According to the U.S. Department of Labor, workers benefit from apprenticeships by receiving a skills-based education that prepares them for good-paying jobs. Apprenticeship programs help employers recruit, build, and retain a highly-skilled workforce.
"Because of your perseverance and enthusiasm, you can land in-demand jobs," Vicari told the students on his recent visit. "You will be well prepared for the challenges ahead.
"Your chances to learn are almost unlimited and you never stop learning in a program such as this," he said. "The knowledge you gain now and after you graduate is invaluable."
OCVTS offers apprentice programs in the areas of electricity, heating, ventilation and air conditioning, (HVAC) plumbing, machine trades, maintenance mechanic and heavy equipment operator.
OCVTS Superintendent of Schools Karen Homiek said the economy has played a key role in the popularity of the apprenticeships that are offered.
"In Ocean and Monmouth counties, there has been a great deal of building and home improvements, in part, driven by the devastation that followed Superstorm Sandy on Oct. 29, 2012," she said. "In addition, there are many people now retiring from the trades and those workers need to be replaced."
The apprenticeship program includes 2,000 hours per year of on-the-job training for each year of the apprenticeship and 144 hours per year in the related instruction program. Apprentice programs vary from one year to four years. The four year program includes HVAC, plumbing and electrical.
Students attending evening classes are already working in the trades they are studying.
Upon completing the apprenticeship program, students receive a completion certificate from the U.S. Department of Labor, which is honored by employers nationwide.
Homiek noted that in addition to Ocean County residents, students are coming from Middlesex, Mercer, Burlington, Atlantic and Monmouth counties to attend.
Homiek said due to the popularity of the program and the need to reduce the class sizes due to the coronavirus pandemic the vo-tech was starting to run out of rooms to teach.
"We have apprentice classes held in almost every one of our buildings," she said.
OCVTS Principal of Adult Education Mary Beatty Sharisky said class hours are mandated by the U.S. Department of Labor.
"Everything we do has to be checked and approved by the Department of Labor," she said. "If a student is short as little as 15 minutes, they have to make the time up. There has to be accountability and we have set the bar very high for this program."
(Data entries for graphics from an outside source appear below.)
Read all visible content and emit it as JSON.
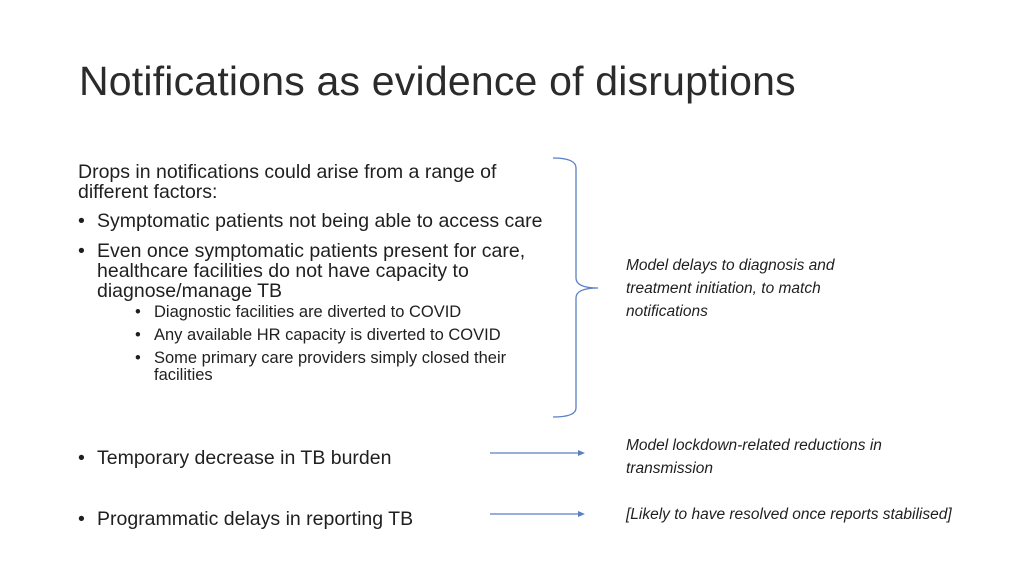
{
  "slide": {
    "title": "Notifications as evidence of disruptions",
    "intro": "Drops in notifications could arise from a range of different factors:",
    "bullets": [
      "Symptomatic patients not being able to access care",
      "Even once symptomatic patients present for care, healthcare facilities do not have capacity to diagnose/manage TB"
    ],
    "sub_bullets": [
      "Diagnostic facilities are diverted to COVID",
      "Any available HR capacity is diverted to COVID",
      "Some primary care providers simply closed their facilities"
    ],
    "bullet_burden": "Temporary decrease in TB burden",
    "bullet_reporting": "Programmatic delays in reporting TB",
    "note_delays": "Model delays to diagnosis and treatment initiation, to match notifications",
    "note_lockdown": "Model lockdown-related reductions in transmission",
    "note_resolved": "[Likely to have resolved once reports stabilised]",
    "connector_color": "#5b7fc7"
  }
}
Partnerships and cooperation from labor and industry have also added to the success of the program.
"We have made strong connections that have resulted in our students finding and keeping good jobs in the trades like machine trades, HVAC, plumbing, electricity and other opportunities," Homiek said.
She also complemented the teachers, some of whom are OCVTS graduates, for their dedication to the program and their support of the students.
"A successful program doesn't just happen," Vicari said. "There are a lot of moving parts that need to be coordinated and fine-tuned. Our instructors want nothing more than to have their students succeed."
Vicari said he is proud of the program's past graduates that have successfully completed the program and gained their completion certificates.
"Many have moved on to operate their own successful business while others continue with the employer that provided the on-the-job training," Vicari said. "These men and women have made the most of this program and it shows."